Duke Chapel

Tuesday, September 23, 2008

Feeding the Birds

Walking across campus today I looked up and the familiar tower of Duke Chapel stood up tall against the skyline. This view in itself was nothing new; more often than not I’m scared I’ll just get used to seeing that Gothic masterpiece. This time, however, I saw a small group of birds fluttering near the pinnacle of the tower. All the time I never stopped walking; I just watched them fly a short distance before disappearing into one of the shadowed alcoves. Nothing about the birds stood out to me; they were not colorful, they did not sing, and I certainly couldn’t tell what species they were. In that moment, however, none of that mattered. I witnessed something older than the stones of Duke Chapel, older than its foundation, and more ancient than the concept of higher education and university life. I saw birds flying.

Every day we walk past the mundane, ignoring it all out of repetitious habit. Squirrels bark from trees while those same trees sway in a breeze. Bells in a church tower ring off in the distance; your baby makes those same indefinable sounds; clouds block out the Sun giving you an instant of shade; that same Sun beams down in perfect harmony with an atmosphere that allows for perfect, 75 degree comfort while you rest on soft grass. You take a step to perform action; you sleep, eat, taste, swallow, blink, sweat, shiver, burp, hiccough, and laugh. You hug, touch, brush, kiss, sigh, cry, and smile. You work, build, think, write, copy, cut, paste, ponder, get bored, have a drink, and do it all over again. We pass our lives in an infinitude of moments that make up the mundane, each moment giving way to the one before while we sit trapped in the process, missing each moment as we wish for the next and never seeing the miracles of every, fleeting second.

We go to school for the job we’ll one day have; we date for the spouse we’ll one day win; we try to have children for the family we’ll one day see; we build schools for the education the future can share; we earn money for the retirement we hope to earn; we work ourselves into the dirt for a dream that doesn’t exist and a reality we’re never meant to witness. Sometimes it is good to look to the future; not all the above examples are necessarily negative. In each instance, however, there is something to be missed while we want what we don’t yet have. I walk to school worrying about tests, papers, grades, acceptance, worth, value, jobs, and degrees, forgetting all about the fact that I’m here, at Duke University, receiving an education I don’t deserve for a future I can’t begin to imagine.

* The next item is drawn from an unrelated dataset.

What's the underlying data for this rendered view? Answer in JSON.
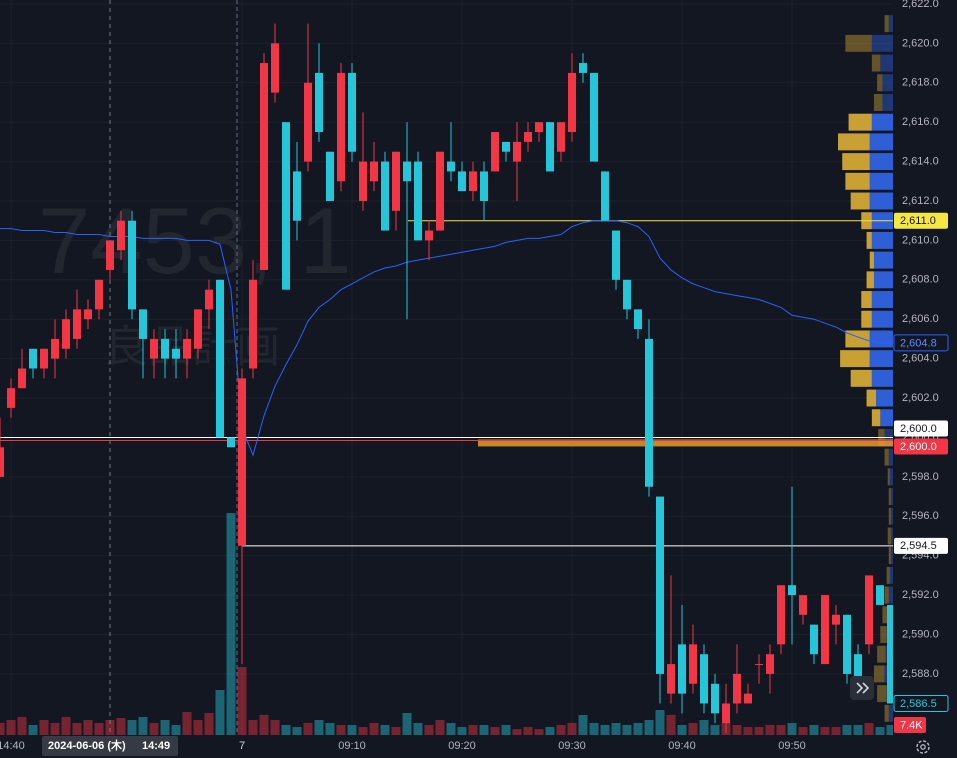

I know we all do this; we look to tomorrow while we worry about today. I believe somewhere in this human tendency lies the hope of heaven, when all these things will truly pass from our memories. In the meantime we must continue to hope. In the meantime we must strive to fill every second with meaning and intent. Worrying and plotting or just constantly wishing for tomorrow will only make us miss it when it becomes today. Just stop and notice the mundane. While we go about our works, earning money and stressing ourselves into the grave, the birds still fly like they always have. And their heavenly Father feeds them. Are we not much more than they?